A Few Tips Before You Get Cooking:
- The add-ins are optional. I prefer a smooth brownie, but chocolate chips would provide extra chocolatey indulgence, and nuts would be delicious too!
- This is a HUGE recipe! I cut it in half and it works just fine. Use a 9×13 if you do the same. If you have issues accurately halving measurements, just shoot me a comment and I’ll give you the measurements I used.
- Do basic brownies sound boring to you? Take them to a whole new level with my Milky Way Caramel Brownies! They’ve got chunks of Milky Ways and a layer of caramel sandwiched in the middle.
- If you don’t use the add-ins, make sure you still use the additional 1/4 cup flour as stated below.
- If you don’t have a double boiler for melting the chocolate and butter, then do so carefully in the microwave.
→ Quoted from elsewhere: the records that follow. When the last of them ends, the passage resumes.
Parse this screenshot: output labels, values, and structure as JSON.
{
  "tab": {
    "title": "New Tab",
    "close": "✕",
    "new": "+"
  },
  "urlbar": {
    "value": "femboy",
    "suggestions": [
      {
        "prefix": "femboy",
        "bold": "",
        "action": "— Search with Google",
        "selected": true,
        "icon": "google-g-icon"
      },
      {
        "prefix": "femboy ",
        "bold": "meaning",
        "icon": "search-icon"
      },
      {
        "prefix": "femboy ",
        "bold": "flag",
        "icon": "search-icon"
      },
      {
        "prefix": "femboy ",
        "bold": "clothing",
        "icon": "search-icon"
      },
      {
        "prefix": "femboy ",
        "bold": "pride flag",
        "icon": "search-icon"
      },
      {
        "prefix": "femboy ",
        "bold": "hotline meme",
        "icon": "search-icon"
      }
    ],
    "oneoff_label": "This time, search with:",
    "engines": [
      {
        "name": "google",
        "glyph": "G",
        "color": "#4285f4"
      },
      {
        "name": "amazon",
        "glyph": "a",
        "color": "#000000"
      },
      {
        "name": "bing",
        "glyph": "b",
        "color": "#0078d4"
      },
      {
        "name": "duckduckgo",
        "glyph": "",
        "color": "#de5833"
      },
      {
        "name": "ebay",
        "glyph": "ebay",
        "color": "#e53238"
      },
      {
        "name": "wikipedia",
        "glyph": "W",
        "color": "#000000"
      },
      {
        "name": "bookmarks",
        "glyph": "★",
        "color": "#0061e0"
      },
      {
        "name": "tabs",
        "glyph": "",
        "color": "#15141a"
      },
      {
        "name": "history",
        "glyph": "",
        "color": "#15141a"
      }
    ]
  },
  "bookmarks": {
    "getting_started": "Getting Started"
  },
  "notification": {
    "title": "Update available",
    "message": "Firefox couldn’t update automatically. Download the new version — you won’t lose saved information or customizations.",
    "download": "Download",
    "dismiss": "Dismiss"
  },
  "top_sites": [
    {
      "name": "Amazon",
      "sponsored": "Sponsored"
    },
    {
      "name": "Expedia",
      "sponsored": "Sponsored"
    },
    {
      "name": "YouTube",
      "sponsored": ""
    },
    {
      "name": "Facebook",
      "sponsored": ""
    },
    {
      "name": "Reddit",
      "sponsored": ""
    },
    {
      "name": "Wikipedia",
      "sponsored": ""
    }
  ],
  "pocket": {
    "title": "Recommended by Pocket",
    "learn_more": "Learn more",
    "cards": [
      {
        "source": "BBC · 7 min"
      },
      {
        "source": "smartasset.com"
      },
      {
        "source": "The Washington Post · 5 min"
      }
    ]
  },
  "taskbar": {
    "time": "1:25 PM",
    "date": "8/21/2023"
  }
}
Heat for 30 second intervals, stirring in between, and being careful not to burn it.
- Serve warm with ice cream for an extra special treat.
Recipe adapted from Ina Garten of Food Network
- 1 pound unsalted butter
- 1 pound semisweet chocolate chips
- 6 ounces unsweetened chocolate
- 6 extra-large eggs
- 1 tablespoon instant coffee granules
- 2 tablespoons pure vanilla extract
- 2 1/4 cups sugar
- 1 1/4 cups all-purpose flour
- 1 tablespoon baking powder
- 1 teaspoon salt
- optional add ins: 12 ounces chocolate chips and 3 cups chopped walnuts
Preheat oven to 350 degrees F.
Butter and flour a 12 x 18 x 1-inch baking sheet.
Melt together the butter, 1 pound of chocolate chips, and the unsweetened chocolate in a medium bowl over simmering water. Allow to cool slightly. In a large bowl, stir (do not beat) together the eggs, coffee granules, vanilla, and sugar. Stir the warm chocolate mixture into the egg mixture and allow to cool to room temperature.
In a medium bowl, sift together 1 cup of flour, the baking powder, and salt. Add to the cooled chocolate mixture. Toss the walnuts and 12 ounces of chocolate chips in a medium bowl with 1/4 cup of flour, then add them to the chocolate batter. If you skip the mix-ins, still include the additional 1/4 of flour. Don’t over-mix. Pour into the baking sheet.
Bake for 20 minutes, then rap the baking sheet against the oven shelf to force the air to escape from between the pan and the brownie dough. Bake for about 15 minutes, until a toothpick comes out clean. Do not overbake! Allow to cool thoroughly, refrigerate, and cut into 20 large squares.